Sohin ist es - auch unter Beachtung der höchstgerichtlichen Judikatur (siehe beispielsweise VfGH 12.09.2013, U 1842/2012; 13.09.2013, U 1513/2012-8) - dem Beschwerdeführer nicht zumutbar, in seinen Herkunftsstaat zurückzukehren, da er für den Fall einer Abschiebung nach Afghanistan in eine aussichtslose Situation kommen würde, sodass diese im Blickwinkel des Artikels 3 EMRK unzulässig ist.

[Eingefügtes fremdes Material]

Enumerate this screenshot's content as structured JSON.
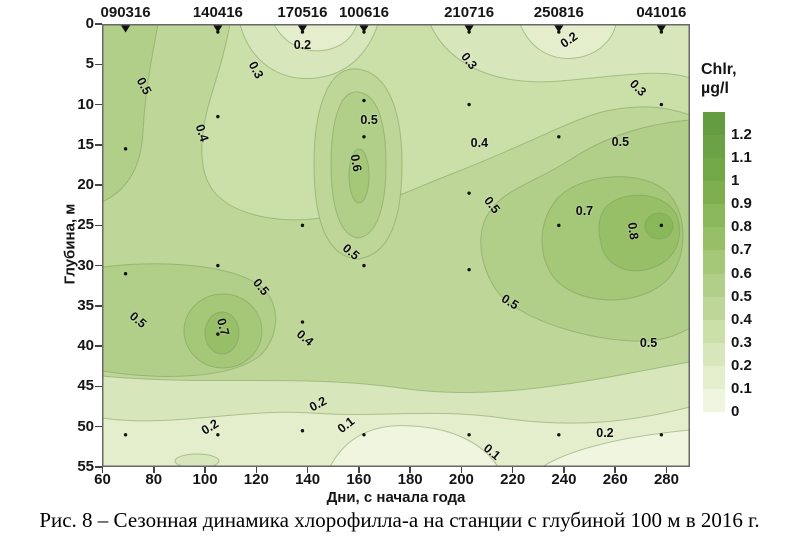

Da das Bundesverwaltungsgericht subsidiären Schutz zuerkennt, liegt die Voraussetzung für die Erteilung einer befristeten Aufenthaltsberechtigung vor. Es war daher spruchgemäß zu entscheiden.
Zu B)
Gemäß § 25a Abs. 1 Verwaltungsgerichtshofgesetz 1985 (VwGG), BGBl. Nr. 10/1985 idgF, hat das Verwaltungsgericht im Spruch seines Erkenntnisse oder Beschlusses auszusprechen, ob die Revision gemäß Artikel 133 Abs. 4 B-VG zulässig ist. Der Ausspruch ist kurz zu begründen.

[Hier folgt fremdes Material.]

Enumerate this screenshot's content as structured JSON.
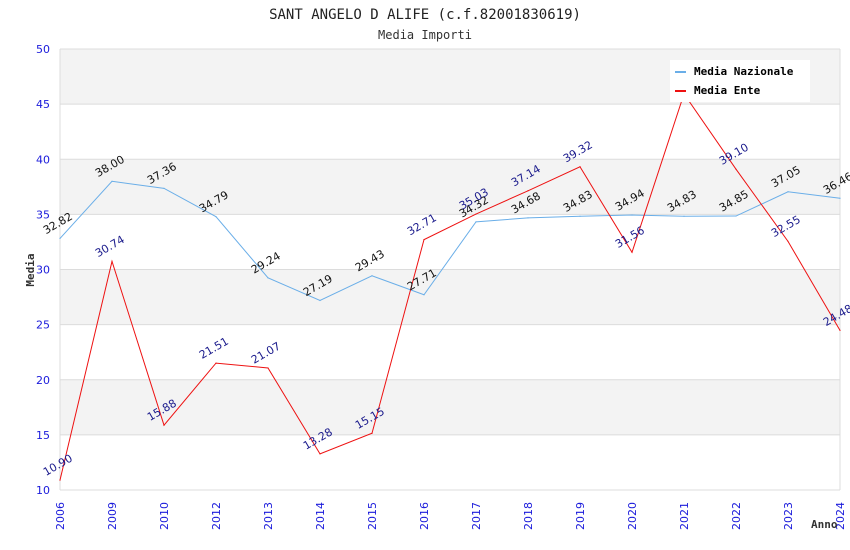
{
  "chart_data": {
    "type": "line",
    "title": "SANT ANGELO D ALIFE (c.f.82001830619)",
    "subtitle": "Media Importi",
    "xlabel": "Anno",
    "ylabel": "Media",
    "ylim": [
      10,
      50
    ],
    "yticks": [
      "10",
      "15",
      "20",
      "25",
      "30",
      "35",
      "40",
      "45",
      "50"
    ],
    "ytick_values": [
      10,
      15,
      20,
      25,
      30,
      35,
      40,
      45,
      50
    ],
    "grid": true,
    "legend_position": "top-right",
    "categories": [
      "2006",
      "2009",
      "2010",
      "2012",
      "2013",
      "2014",
      "2015",
      "2016",
      "2017",
      "2018",
      "2019",
      "2020",
      "2021",
      "2022",
      "2023",
      "2024"
    ],
    "series": [
      {
        "name": "Media Nazionale",
        "color": "#6aaee8",
        "label_color": "#111111",
        "values": [
          32.82,
          38.0,
          37.36,
          34.79,
          29.24,
          27.19,
          29.43,
          27.71,
          34.32,
          34.68,
          34.83,
          34.94,
          34.83,
          34.85,
          37.05,
          36.46
        ],
        "labels": [
          "32.82",
          "38.00",
          "37.36",
          "34.79",
          "29.24",
          "27.19",
          "29.43",
          "27.71",
          "34.32",
          "34.68",
          "34.83",
          "34.94",
          "34.83",
          "34.85",
          "37.05",
          "36.46"
        ]
      },
      {
        "name": "Media Ente",
        "color": "#ee1111",
        "label_color": "#1a1a8c",
        "values": [
          10.9,
          30.74,
          15.88,
          21.51,
          21.07,
          13.28,
          15.15,
          32.71,
          35.03,
          37.14,
          39.32,
          31.56,
          45.93,
          39.1,
          32.55,
          24.48
        ],
        "labels": [
          "10.90",
          "30.74",
          "15.88",
          "21.51",
          "21.07",
          "13.28",
          "15.15",
          "32.71",
          "35.03",
          "37.14",
          "39.32",
          "31.56",
          "",
          "39.10",
          "32.55",
          "24.48"
        ]
      }
    ]
  }
}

Die Revision ist gemäß Artikel 133 Abs. 4 B-VG nicht zulässig, weil die Entscheidung nicht von der Lösung einer Rechtsfrage abhängt, der grundsätzliche Bedeutung zukommt. Weder weicht die gegenständliche Entscheidung von der bisherigen - oben zitierten -Rechtsprechung des Verwaltungsgerichtshofes ab noch fehlt es an einer Rechtsprechung; weiters ist die vorliegende Rechtsprechung des Verwaltungsgerichtshofes auch nicht als uneinheitlich zu beurteilen. Auch liegen keine sonstigen Hinweise auf eine grundsätzliche Bedeutung der zu lösenden Rechtsfrage vor. Das Bundesverwaltungsgericht kann sich gegenständlich bei den erheblichen Rechtsfragen auf eine ständige Rechtsprechung des Verwaltungsgerichtshofes bzw. auf eine ohnehin klare Rechtslage stützen; in vielen Punkten steht die Tatfrage im Vordergrund.
Es war daher spruchgemäß zu entscheiden.